For these longer works, I’m looking for a happy medium between just dropping the axe in the middle of a word and having to concoct suspense in an inappropriate scene, just to cleave to the 4,000-6,000 word-per-week rule. Clearly, some of these efforts are going to be a challenge, and “Junkyard Dog” was long enough that it had to be divided very carefully, meaning it leans more toward dropping the axe. At least I had a reveal at the end of the first part. Maybe with practice…

Protective Patreon: The Protectors / Judaism and the Art of Model-T Maintenance

When I went over “The Protectors” to decide if it was fit for Patreon, I was a little surprised at how old it was. It reads like a proto-“Tribe” story, with Chorou as an early version of Gabriel. The story is date-stamped 1996, but it could have been written any time in the last twenty years. I’m no longer a fan of characters talking like barbarian kings, but I wanted the werewolves in this story to be alienating to the human characters so they’d have to temper their unease. The two rivals clinking champagne glasses at the end is also something more likely to show up in a later story. Looking back, I’m surprised I never tried to get it published.

“Judaism and the Art of Model-T Maintenance” was written for a college writing class, probably in 1992. I learned a lot in college writing classes: I learned that they were an easy A, I learned that I’d never get an honest critique in them, and I learned that writing professors eat up this sort of derivative literary pretension with a spoon. I also learned that I’d much rather write genre fiction than literary fiction and that I do not write to order well. I did write some good stories as homework, but that just wasn’t the path I wanted to take.

Peculiar Patreon: Swirlie / Monster’s Buffet

I don’t really have an explanation for “Swirlie.” I don’t remember exactly when it was written, but it was long before the “anything for attention” social media days, where people gleefully light themselves on fire for clicks. I did see one disturbing little TikTok recently in which some kid proudly drank out of the toilet, so I guess the possibility of “Swirlie” was always there, even if the medium wasn’t.

“Monster’s Buffet” is one of the “Licensed Beasts” stories. The Tribe also uses licenses in some cases. Werewolves are allowed to move unrestricted among humans as long as they’re licensed; there’s a fee and a written test, and the license has to be renewed every five years. And if a human accuses a werewolf of threats or violence, it can be revoked. It’s a terrible form of oppression, but it’s also not taken seriously. Some towns are strict about licenses, others don’t bother to check. Public places decide more or less on an individual basis to enforce licensing, and judges may be strict or lenient on whether those licenses are revoked.

What it does create is a wonderful incentive for werewolf-hating humans to pick fights, knowing that werewolves can’t even show their teeth without risking everything. An unlicensed werewolf basically has no rights; if they’re lucky, they’ll just be handed over to their own Pack and told to stay out of town. If they’re unlucky…well…they’d better hope they’re lucky.

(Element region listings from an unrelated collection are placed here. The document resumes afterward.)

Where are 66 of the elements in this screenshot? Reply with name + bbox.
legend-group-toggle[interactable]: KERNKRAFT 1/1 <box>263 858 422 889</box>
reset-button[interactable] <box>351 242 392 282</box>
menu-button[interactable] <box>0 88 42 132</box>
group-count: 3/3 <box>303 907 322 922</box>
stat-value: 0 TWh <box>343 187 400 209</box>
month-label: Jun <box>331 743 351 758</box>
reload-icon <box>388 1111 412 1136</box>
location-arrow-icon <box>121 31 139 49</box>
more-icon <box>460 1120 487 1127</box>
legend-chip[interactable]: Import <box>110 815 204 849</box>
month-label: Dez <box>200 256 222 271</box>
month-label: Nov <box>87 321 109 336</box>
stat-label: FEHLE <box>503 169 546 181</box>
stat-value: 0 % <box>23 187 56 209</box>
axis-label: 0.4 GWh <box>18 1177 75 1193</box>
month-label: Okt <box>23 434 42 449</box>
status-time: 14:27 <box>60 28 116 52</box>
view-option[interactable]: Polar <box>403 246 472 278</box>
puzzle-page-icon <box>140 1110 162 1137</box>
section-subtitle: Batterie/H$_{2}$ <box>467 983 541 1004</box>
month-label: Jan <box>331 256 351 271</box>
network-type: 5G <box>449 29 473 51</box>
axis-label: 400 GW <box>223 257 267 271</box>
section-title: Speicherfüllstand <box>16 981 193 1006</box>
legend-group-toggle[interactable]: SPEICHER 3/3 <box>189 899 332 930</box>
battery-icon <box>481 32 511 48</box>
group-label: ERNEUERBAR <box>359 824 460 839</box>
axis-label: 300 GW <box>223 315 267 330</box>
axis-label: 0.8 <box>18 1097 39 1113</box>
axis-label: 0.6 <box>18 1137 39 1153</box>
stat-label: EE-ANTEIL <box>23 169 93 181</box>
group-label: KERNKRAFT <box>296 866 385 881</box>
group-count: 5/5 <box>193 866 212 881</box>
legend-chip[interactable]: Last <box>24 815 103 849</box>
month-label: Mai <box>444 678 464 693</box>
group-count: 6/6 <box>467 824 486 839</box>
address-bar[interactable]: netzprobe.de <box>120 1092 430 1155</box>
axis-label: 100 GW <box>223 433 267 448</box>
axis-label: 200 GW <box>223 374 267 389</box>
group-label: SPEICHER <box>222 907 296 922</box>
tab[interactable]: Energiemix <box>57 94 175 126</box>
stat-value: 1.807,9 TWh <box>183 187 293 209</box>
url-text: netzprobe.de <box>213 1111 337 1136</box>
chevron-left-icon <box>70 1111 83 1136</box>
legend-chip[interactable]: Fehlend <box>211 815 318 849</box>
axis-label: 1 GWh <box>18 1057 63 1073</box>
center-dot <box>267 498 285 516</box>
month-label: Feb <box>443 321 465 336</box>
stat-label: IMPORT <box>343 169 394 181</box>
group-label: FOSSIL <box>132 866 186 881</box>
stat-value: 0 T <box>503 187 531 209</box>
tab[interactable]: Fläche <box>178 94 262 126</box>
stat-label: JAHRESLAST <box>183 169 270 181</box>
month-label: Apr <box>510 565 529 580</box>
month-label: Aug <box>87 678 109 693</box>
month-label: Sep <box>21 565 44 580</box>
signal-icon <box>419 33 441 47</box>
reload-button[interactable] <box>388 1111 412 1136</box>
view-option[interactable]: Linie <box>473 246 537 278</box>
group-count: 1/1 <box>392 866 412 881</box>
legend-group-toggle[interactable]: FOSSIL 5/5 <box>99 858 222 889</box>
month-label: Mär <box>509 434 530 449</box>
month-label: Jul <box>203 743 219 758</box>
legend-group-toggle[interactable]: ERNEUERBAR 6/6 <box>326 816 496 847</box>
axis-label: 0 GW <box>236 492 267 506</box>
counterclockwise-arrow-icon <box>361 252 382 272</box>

Predatory Patreon: Predator

Werewolves can’t kill humans. That’s not to say it doesn’t happen once in a while, usually by accident or in self-defense, but it does open an interesting question: what to do when a human hunts a werewolf.

Werewolf pelts are a much-sought symbol of masculinity among certain groups of people. Pretty sure Matt Walsh has one up on his wall in this world. It’s illegal, but the law is inconsistent on the subject and inconsistently enforced. And werewolves can’t kill humans – so, unwilling to turn a murderous human over to the authorities, and unable to punish them appropriately themselves, what does a werewolf do with a werewolf-hunter?

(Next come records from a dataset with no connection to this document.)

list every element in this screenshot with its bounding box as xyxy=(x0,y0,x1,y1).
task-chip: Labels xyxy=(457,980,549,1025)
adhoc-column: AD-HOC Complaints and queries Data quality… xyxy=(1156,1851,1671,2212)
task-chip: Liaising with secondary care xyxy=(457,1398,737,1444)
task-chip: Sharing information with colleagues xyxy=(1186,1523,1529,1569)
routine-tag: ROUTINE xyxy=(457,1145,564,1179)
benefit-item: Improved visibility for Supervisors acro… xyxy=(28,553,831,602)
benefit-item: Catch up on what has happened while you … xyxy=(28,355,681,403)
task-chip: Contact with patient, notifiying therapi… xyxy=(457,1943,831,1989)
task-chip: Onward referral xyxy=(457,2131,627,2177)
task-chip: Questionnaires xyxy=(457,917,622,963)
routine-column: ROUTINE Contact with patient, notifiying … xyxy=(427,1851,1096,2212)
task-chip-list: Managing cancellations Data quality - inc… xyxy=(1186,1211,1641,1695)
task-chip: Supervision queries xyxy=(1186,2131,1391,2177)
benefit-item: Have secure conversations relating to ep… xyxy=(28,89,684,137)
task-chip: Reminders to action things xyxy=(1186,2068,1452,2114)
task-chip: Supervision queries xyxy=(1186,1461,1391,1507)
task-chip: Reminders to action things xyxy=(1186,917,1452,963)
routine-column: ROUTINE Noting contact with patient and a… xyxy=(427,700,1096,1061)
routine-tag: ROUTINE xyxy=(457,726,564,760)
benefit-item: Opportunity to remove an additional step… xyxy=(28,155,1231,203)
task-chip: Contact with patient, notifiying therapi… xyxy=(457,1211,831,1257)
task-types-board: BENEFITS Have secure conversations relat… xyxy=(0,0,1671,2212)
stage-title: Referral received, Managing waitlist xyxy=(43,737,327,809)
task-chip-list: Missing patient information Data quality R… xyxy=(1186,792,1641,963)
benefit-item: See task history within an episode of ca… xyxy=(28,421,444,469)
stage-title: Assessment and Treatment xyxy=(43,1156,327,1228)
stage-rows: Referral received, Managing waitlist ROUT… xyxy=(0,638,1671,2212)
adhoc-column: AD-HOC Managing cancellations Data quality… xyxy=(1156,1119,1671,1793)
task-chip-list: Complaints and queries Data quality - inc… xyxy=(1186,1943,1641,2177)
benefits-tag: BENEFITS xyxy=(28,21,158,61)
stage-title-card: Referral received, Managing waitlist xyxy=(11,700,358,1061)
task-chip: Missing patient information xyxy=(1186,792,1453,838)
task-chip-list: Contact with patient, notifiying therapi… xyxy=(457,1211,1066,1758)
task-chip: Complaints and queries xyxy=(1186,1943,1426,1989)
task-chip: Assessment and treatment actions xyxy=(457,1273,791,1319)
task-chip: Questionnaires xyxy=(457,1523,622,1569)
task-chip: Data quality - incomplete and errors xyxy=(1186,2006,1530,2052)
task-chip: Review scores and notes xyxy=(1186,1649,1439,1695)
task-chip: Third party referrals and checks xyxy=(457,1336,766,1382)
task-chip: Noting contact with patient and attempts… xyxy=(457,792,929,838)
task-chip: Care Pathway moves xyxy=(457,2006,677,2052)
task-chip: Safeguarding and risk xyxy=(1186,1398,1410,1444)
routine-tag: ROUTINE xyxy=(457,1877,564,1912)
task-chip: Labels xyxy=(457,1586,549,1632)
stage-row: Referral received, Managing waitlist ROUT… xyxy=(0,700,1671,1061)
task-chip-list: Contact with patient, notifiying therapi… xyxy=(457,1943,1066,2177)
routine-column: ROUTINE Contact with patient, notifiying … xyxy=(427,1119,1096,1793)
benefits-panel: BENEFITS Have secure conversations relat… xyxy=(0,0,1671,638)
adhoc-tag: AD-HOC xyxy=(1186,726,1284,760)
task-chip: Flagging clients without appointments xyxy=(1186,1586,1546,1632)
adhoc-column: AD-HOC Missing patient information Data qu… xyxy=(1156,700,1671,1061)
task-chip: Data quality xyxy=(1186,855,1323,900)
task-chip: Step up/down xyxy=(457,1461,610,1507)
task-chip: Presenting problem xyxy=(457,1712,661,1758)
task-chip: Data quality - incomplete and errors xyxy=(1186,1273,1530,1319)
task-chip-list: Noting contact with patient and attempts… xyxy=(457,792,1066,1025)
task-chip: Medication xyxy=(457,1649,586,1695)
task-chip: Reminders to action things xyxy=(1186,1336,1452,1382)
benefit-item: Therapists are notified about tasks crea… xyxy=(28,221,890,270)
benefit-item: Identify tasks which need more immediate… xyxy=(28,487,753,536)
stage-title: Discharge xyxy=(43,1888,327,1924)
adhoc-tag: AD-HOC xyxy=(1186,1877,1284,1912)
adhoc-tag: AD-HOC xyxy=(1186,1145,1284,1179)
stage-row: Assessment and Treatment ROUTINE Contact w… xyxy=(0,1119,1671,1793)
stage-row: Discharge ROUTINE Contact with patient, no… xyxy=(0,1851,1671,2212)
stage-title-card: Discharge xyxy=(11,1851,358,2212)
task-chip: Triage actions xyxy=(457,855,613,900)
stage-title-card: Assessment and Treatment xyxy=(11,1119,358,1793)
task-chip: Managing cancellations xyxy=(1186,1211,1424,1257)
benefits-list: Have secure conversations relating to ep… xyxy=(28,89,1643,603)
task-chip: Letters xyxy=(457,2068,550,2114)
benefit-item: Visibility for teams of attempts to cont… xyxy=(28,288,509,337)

Political Patreon: You Can’t Win The Mall

There’s two sides to every story, and while it might seem a little odd to come down on the side of the corporate suit in a tale about community activism, it’s just as important to meet people where they are. Time and experience have shown the flaws in Duman’s protest technique.

The version of this story that I included in “Six-Pack” had a much flakier Duman and a much more harassed Esterbrook. Had I written this 2014 story either ten years earlier or ten years later, Esterbrook and Duman would have skipped off into the forest arm-in-arm, either through a vindication of youthful perceived moral superiority or a middle-aged daydream desire to flee the grind.

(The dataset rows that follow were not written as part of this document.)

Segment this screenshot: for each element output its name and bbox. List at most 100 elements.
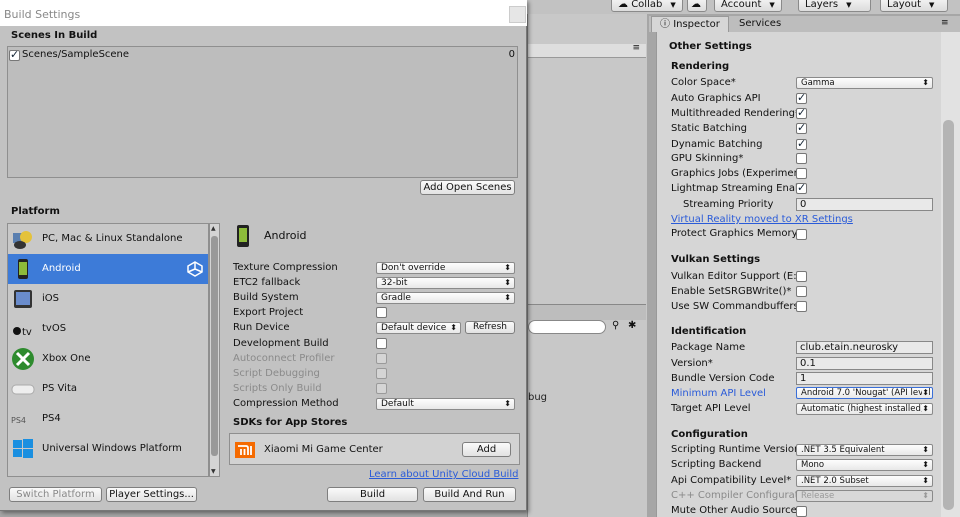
build-settings-dialog: Build Settings Scenes In Build Scenes/Sa… (0, 0, 527, 511)
scripting-backend-label: Scripting Backend (671, 459, 762, 470)
cloud-build-link[interactable]: Learn about Unity Cloud Build (369, 469, 518, 480)
section-other-settings: Other Settings (669, 41, 752, 52)
platform-item-android[interactable]: Android (8, 254, 208, 284)
panel-toolbar (528, 304, 646, 320)
tab-inspector[interactable]: ⓘ Inspector (651, 16, 729, 32)
multithreaded-rendering-checkbox[interactable] (796, 106, 807, 119)
run-device-label: Run Device (233, 322, 290, 333)
auto-graphics-api-checkbox[interactable] (796, 91, 807, 104)
sdk-row: Xiaomi Mi Game Center Add (229, 433, 520, 465)
filter-icon[interactable]: ⚲ (612, 320, 619, 331)
dynamic-batching-checkbox[interactable] (796, 137, 807, 150)
platform-item-uwp[interactable]: Universal Windows Platform (8, 434, 208, 464)
target-api-level-dropdown[interactable]: Automatic (highest installed) ⬍ (796, 403, 933, 415)
color-space-dropdown[interactable]: Gamma ⬍ (796, 77, 933, 89)
build-and-run-button[interactable]: Build And Run (423, 487, 516, 502)
windows-icon (13, 439, 33, 458)
refresh-button[interactable]: Refresh (465, 321, 515, 334)
info-icon: ⓘ (660, 19, 674, 30)
auto-graphics-api-label: Auto Graphics API (671, 93, 761, 104)
platform-item-ps-vita[interactable]: PS Vita (8, 374, 208, 404)
development-build-label: Development Build (233, 338, 329, 349)
package-name-field[interactable]: club.etain.neurosky (796, 341, 933, 354)
collab-button[interactable]: ☁ Collab ▼ (611, 0, 683, 12)
platform-item-xbox[interactable]: Xbox One (8, 344, 208, 374)
compression-method-label: Compression Method (233, 398, 339, 409)
inspector-scrollbar[interactable] (941, 32, 960, 517)
export-project-checkbox[interactable] (376, 307, 387, 318)
platform-header: Platform (11, 206, 60, 217)
vulkan-editor-support-checkbox[interactable] (796, 271, 807, 282)
tab-services[interactable]: Services (731, 16, 789, 32)
build-system-label: Build System (233, 292, 299, 303)
bundle-version-code-field[interactable]: 1 (796, 372, 933, 385)
lightmap-streaming-label: Lightmap Streaming Enab (671, 183, 802, 194)
platform-item-standalone[interactable]: PC, Mac & Linux Standalone (8, 224, 208, 254)
search-input[interactable] (528, 320, 606, 334)
close-button[interactable] (509, 6, 526, 23)
section-identification: Identification (671, 326, 747, 337)
lock-icon[interactable]: ✱ (628, 320, 636, 331)
ios-icon (14, 290, 32, 308)
cloud-services-button[interactable]: ☁ (687, 0, 707, 12)
add-open-scenes-button[interactable]: Add Open Scenes (420, 180, 515, 195)
api-compat-dropdown[interactable]: .NET 2.0 Subset ⬍ (796, 475, 933, 487)
api-compat-label: Api Compatibility Level* (671, 475, 792, 486)
autoconnect-profiler-checkbox (376, 353, 387, 364)
static-batching-checkbox[interactable] (796, 121, 807, 134)
scripting-runtime-dropdown[interactable]: .NET 3.5 Equivalent ⬍ (796, 444, 933, 456)
use-sw-commandbuffers-checkbox[interactable] (796, 301, 807, 312)
inspector-tabs: ⓘ Inspector Services ≡ (649, 16, 960, 32)
tvos-icon: tv (13, 327, 32, 338)
panel-header: ≡ (528, 43, 646, 58)
mute-other-audio-checkbox[interactable] (796, 506, 807, 517)
xbox-icon (12, 348, 34, 370)
cloud-icon: ☁ (618, 0, 632, 10)
graphics-jobs-label: Graphics Jobs (Experimen (671, 168, 800, 179)
scroll-down-icon[interactable]: ▼ (211, 468, 216, 475)
build-system-dropdown[interactable]: Gradle ⬍ (376, 292, 515, 304)
account-button[interactable]: Account ▼ (714, 0, 782, 12)
layout-button[interactable]: Layout ▼ (880, 0, 948, 12)
scene-index: 0 (508, 49, 515, 60)
min-api-level-label: Minimum API Level (671, 388, 766, 399)
enable-setsrgbwrite-checkbox[interactable] (796, 286, 807, 297)
section-vulkan-settings: Vulkan Settings (671, 254, 761, 265)
texture-compression-dropdown[interactable]: Don't override ⬍ (376, 262, 515, 274)
etc2-fallback-dropdown[interactable]: 32-bit ⬍ (376, 277, 515, 289)
lightmap-streaming-checkbox[interactable] (796, 181, 807, 194)
gpu-skinning-checkbox[interactable] (796, 153, 807, 164)
mute-other-audio-label: Mute Other Audio Sources (671, 505, 802, 516)
scrollbar-thumb[interactable] (211, 236, 218, 456)
android-icon (237, 225, 249, 247)
platform-item-ios[interactable]: iOS (8, 284, 208, 314)
scrollbar-thumb[interactable] (943, 120, 954, 510)
platform-scrollbar[interactable]: ▲ ▼ (209, 223, 220, 477)
list-item[interactable]: Scenes/SampleScene 0 (9, 48, 517, 63)
player-settings-button[interactable]: Player Settings... (106, 487, 197, 502)
scripting-backend-dropdown[interactable]: Mono ⬍ (796, 459, 933, 471)
build-button[interactable]: Build (327, 487, 418, 502)
compression-method-dropdown[interactable]: Default ⬍ (376, 398, 515, 410)
scroll-up-icon[interactable]: ▲ (211, 225, 216, 232)
min-api-level-dropdown[interactable]: Android 7.0 'Nougat' (API level ⬍ (796, 387, 933, 399)
layers-button[interactable]: Layers ▼ (798, 0, 871, 12)
streaming-priority-field[interactable]: 0 (796, 198, 933, 211)
svg-text:PS4: PS4 (11, 416, 26, 425)
texture-compression-label: Texture Compression (233, 262, 338, 273)
development-build-checkbox[interactable] (376, 338, 387, 349)
add-sdk-button[interactable]: Add (462, 442, 511, 457)
vr-settings-link[interactable]: Virtual Reality moved to XR Settings (671, 214, 853, 225)
run-device-dropdown[interactable]: Default device ⬍ (376, 322, 461, 334)
scene-checkbox[interactable] (9, 48, 20, 61)
scripts-only-build-label: Scripts Only Build (233, 383, 322, 394)
platform-item-ps4[interactable]: PS4 PS4 (8, 404, 208, 434)
platform-item-tvos[interactable]: tv tvOS (8, 314, 208, 344)
graphics-jobs-checkbox[interactable] (796, 168, 807, 179)
protect-graphics-memory-checkbox[interactable] (796, 229, 807, 240)
menu-icon[interactable]: ≡ (632, 43, 640, 53)
cpp-compiler-dropdown: Release ⬍ (796, 490, 933, 502)
switch-platform-button[interactable]: Switch Platform (9, 487, 102, 502)
version-field[interactable]: 0.1 (796, 357, 933, 370)
menu-icon[interactable]: ≡ (941, 18, 949, 28)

Personable Patreon: Wet / This Thing that I’ve Become

I think I wrote “Wet” in 2014, when the idea of being able to escape the pressures of American life by turning into a fish and swimming away would have had a certain appeal. I was wondering whether this story had some Jonathan Livingston Seagull influence when I re-read it. It’s specifically set in Scarborough Marsh, a tidal saltwater wildlife preserve in Maine.

There’s no paywall on “This Thing that I’ve Become,” a Kilimanjaro Rising story written around 1993 or 1994. I don’t know whether its guilt-ridden protagonist chose to become a werewolf or whether it was something that just happened, but dealing with the reality of it has complicated his life, and now he’s on the run. This would have been a very different story if I’d written it thirty years later, but I like its isolated intimacy.

Prehistoric Patreon – Sure as Kilimanjaro Rises

This was the first werewolf story I ever wrote.

I spent a lot of the summer of 1992 in the woods out back; sometime in August I wrote this story about nature as escape. The story went through extensive rewrites to be Patreon-ready; the original was full of speculative monologues and inside baseball, and I felt it would be poorly understood. It was one of the easiest rewrites I’ve ever done.

The title comes from Toto’s “Africa,” one of my favorite songs. My favorite interpretation of the song is that it’s about yearning for a place you’ve never been. The deuteragonist of this story is someone who can’t understand why he’s obsessing over a co-worker; the antagonist is someone who’s pretty much given up.

I wrote a number of stories with the same theme throughout the 1990s and gathered them under the group title “Kilimanjaro Rising.” I’ve been leafing through some of them. Maybe I can show them off soon.

Hostile Patreon: Swamp Monster

I have a few stories about people who desperately want to be werewolves, but are unwilling to put in the legwork. For these wannabes, there are always unscrupulous shamans willing to take shortcuts for a quick buck, but a werewolf needs guidance before and after transformation to deal with the sensory inrush and explosion of hormones and new strength and speed. For the first several weeks, a new werewolf is susceptible to mood swings capable of doing a lot of damage, both to himself and to others.

Clive used to specialize in edge cases. Now he enjoys a peaceful retirement in the Louisiana bayou. But every once in a while a moron shows up at the door.

This story is a companion piece to “Roadhouse Boys,” a novel about a werewolf’s journey from neophyte to mentor. It hasn’t been published yet, but the overall theme is: These boys play rough.

Playful Patreon: Hot Dog / Fair

Two more stories this week, both from 2014. In “Hot Dog,” werewolves move to Central Park; in “Fair,” they’re running a dunk tank at a county carnival. In both stories, they pass themselves off as benign innocents, the better to get closer to humans and learn more about them.

With “Werewolves on a Waterslide,” that’s three stories now about werewolves making themselves “safe” to get closer to humans, but in these two stories, they’re doing it to fulfill an agenda. A common theme in my werewolf stories is that the monsters mean no harm to humans, but it’s getting hard to hide. Sooner or later, they have to interact, and the monsters would rather that interaction be peaceful.

“Hot Dog,” “The Long Black Ride, “and “To Market” all appeared in the anthology “Six-Pack.